Getting an eye exam is one way to find those diseases. I don't think optometry training is a waste of time and I don't think the profession is going anywhere.

By KoiwiGal — On Aug 11, 2012

@umbra21 - I think that optometrists may be finding it difficult to get work at the moment simply because people aren't buying glasses the way they used to. There are other alternatives, including surgery to correct your eyes.

But, I haven't had the surgery and I only ever go in every three or four years now to get a checkup. I used to go every year, because it was the only place to buy glasses and contacts but it's so much cheaper to get them online that you might as well do that.

Without being able to compete with online sellers, I suspect a few optometrists will have to change their main method of earning, or change professions.

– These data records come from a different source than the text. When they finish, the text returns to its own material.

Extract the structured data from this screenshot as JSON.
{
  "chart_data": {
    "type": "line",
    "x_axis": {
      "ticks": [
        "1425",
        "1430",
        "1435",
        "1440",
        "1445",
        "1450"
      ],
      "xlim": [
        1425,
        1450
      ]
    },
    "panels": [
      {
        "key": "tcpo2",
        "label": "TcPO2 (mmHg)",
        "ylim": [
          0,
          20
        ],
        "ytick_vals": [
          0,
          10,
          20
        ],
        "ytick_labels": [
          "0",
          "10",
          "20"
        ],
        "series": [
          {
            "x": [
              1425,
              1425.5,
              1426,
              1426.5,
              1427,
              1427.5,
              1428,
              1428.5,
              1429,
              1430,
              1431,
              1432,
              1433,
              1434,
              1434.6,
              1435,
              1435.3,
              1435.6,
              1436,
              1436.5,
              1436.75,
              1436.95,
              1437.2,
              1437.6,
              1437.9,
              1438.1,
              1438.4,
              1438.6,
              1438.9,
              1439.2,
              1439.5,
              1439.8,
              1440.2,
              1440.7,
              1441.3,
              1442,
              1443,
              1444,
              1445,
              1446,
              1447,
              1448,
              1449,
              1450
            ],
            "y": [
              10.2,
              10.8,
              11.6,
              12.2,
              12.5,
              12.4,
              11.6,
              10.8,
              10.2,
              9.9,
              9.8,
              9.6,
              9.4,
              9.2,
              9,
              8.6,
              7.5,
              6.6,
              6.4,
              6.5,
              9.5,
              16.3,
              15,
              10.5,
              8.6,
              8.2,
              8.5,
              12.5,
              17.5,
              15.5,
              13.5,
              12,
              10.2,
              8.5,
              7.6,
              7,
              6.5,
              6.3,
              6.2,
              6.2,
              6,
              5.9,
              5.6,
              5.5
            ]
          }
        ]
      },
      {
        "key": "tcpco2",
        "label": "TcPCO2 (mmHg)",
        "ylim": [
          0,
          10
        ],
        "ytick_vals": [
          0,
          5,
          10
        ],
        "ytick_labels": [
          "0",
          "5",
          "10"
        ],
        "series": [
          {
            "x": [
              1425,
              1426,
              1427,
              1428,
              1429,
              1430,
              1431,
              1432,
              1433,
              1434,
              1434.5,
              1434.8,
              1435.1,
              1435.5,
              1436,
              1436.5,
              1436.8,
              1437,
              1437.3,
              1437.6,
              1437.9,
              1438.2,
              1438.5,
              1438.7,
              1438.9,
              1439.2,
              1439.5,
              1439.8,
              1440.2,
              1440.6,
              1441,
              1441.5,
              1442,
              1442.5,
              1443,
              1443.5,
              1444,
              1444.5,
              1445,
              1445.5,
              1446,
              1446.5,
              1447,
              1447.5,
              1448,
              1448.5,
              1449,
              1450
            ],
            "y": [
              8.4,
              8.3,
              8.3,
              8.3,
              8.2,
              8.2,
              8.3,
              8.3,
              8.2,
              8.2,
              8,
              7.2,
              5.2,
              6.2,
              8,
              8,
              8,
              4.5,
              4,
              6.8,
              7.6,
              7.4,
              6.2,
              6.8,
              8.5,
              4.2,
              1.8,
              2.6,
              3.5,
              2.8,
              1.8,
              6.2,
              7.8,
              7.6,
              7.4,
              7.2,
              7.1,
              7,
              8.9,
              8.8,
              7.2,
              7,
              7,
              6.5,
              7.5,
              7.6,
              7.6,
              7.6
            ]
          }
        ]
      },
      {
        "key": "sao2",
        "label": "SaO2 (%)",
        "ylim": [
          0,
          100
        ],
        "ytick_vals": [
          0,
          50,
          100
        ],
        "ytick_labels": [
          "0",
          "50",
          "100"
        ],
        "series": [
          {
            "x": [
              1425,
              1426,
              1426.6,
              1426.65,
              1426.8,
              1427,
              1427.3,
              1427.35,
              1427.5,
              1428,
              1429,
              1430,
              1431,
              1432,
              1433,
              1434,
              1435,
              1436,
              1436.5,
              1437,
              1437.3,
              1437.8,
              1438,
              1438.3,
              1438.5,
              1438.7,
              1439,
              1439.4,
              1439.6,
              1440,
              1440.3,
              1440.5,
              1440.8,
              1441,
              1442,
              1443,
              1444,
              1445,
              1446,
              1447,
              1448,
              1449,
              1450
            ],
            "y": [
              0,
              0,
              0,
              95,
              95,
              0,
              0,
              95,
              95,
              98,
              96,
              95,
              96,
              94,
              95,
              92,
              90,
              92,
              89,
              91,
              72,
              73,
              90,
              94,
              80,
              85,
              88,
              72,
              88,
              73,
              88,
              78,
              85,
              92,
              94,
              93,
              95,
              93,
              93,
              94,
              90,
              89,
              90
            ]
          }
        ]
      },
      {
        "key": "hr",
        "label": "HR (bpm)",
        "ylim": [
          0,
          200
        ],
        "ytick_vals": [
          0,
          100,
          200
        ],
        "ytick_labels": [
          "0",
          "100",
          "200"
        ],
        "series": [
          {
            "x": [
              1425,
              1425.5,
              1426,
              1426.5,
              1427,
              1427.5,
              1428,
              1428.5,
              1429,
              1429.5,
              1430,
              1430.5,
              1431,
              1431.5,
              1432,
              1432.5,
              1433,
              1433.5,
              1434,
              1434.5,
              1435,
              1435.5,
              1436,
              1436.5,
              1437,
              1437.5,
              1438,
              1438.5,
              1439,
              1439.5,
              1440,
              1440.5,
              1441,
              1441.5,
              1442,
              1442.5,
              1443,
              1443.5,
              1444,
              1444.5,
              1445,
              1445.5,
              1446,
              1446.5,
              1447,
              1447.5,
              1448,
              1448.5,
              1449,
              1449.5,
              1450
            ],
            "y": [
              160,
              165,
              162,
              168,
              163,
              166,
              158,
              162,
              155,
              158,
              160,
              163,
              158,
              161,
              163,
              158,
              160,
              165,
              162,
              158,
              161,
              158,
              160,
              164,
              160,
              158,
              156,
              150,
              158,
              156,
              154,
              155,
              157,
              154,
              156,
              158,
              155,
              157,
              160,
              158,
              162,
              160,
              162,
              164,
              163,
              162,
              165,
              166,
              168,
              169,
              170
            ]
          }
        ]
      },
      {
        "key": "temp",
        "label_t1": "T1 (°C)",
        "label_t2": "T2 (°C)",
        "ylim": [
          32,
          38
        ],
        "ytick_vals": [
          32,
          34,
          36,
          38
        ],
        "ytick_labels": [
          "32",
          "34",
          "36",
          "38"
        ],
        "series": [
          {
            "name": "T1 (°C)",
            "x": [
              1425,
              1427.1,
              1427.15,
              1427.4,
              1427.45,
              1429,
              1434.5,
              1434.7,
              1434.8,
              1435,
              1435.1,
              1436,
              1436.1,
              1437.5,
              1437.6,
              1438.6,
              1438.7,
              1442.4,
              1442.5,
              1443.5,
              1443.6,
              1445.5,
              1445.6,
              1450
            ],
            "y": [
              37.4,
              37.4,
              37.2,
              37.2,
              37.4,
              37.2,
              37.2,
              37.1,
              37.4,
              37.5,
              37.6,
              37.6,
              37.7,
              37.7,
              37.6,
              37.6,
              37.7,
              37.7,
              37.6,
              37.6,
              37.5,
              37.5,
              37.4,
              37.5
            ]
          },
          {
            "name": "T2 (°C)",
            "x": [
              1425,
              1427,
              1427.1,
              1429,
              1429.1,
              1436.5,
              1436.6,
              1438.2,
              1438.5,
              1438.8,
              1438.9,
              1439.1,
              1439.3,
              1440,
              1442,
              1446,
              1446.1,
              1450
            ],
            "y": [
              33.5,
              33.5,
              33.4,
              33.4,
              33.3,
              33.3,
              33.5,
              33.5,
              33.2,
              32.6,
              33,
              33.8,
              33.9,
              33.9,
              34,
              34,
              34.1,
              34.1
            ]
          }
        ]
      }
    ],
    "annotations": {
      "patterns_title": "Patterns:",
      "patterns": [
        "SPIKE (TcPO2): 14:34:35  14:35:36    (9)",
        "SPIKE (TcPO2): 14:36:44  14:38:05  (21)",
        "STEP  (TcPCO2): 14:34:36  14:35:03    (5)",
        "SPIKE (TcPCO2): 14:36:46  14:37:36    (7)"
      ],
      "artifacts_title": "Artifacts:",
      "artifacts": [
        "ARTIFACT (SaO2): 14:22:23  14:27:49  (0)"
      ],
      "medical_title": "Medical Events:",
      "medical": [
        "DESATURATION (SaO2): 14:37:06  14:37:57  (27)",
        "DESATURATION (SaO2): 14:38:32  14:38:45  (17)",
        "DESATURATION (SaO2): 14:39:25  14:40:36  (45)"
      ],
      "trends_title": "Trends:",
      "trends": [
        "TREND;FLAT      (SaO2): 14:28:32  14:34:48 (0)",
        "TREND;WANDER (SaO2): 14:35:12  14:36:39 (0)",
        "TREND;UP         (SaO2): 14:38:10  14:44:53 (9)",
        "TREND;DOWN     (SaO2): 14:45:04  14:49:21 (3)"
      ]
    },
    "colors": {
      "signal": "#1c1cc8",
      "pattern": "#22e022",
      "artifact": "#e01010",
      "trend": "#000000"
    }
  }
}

By umbra21 — On Aug 10, 2012

There is a lot of competition to get into optometry courses and jobs because it's a profession that is so much in the public eye (no pun intended!). Huge numbers of people go to optometrists in order to get their eyes tested and to get glasses.

My sister was at the point in her science degree where she had to decide what she wanted to do and she seriously considered optometry, because she likes working with children and didn't want to be a doctor or a nurse. But in the end, she picked audiology instead. Audiology isn't as much in the public eye because most people only get their ears tested as babies and as older people.

She's found that she can get a job almost anywhere, since there is a bit of a shortage for audiologists. So, if you are considering getting an optometry degree, but are worried about your chances, perhaps give audiology a look as well.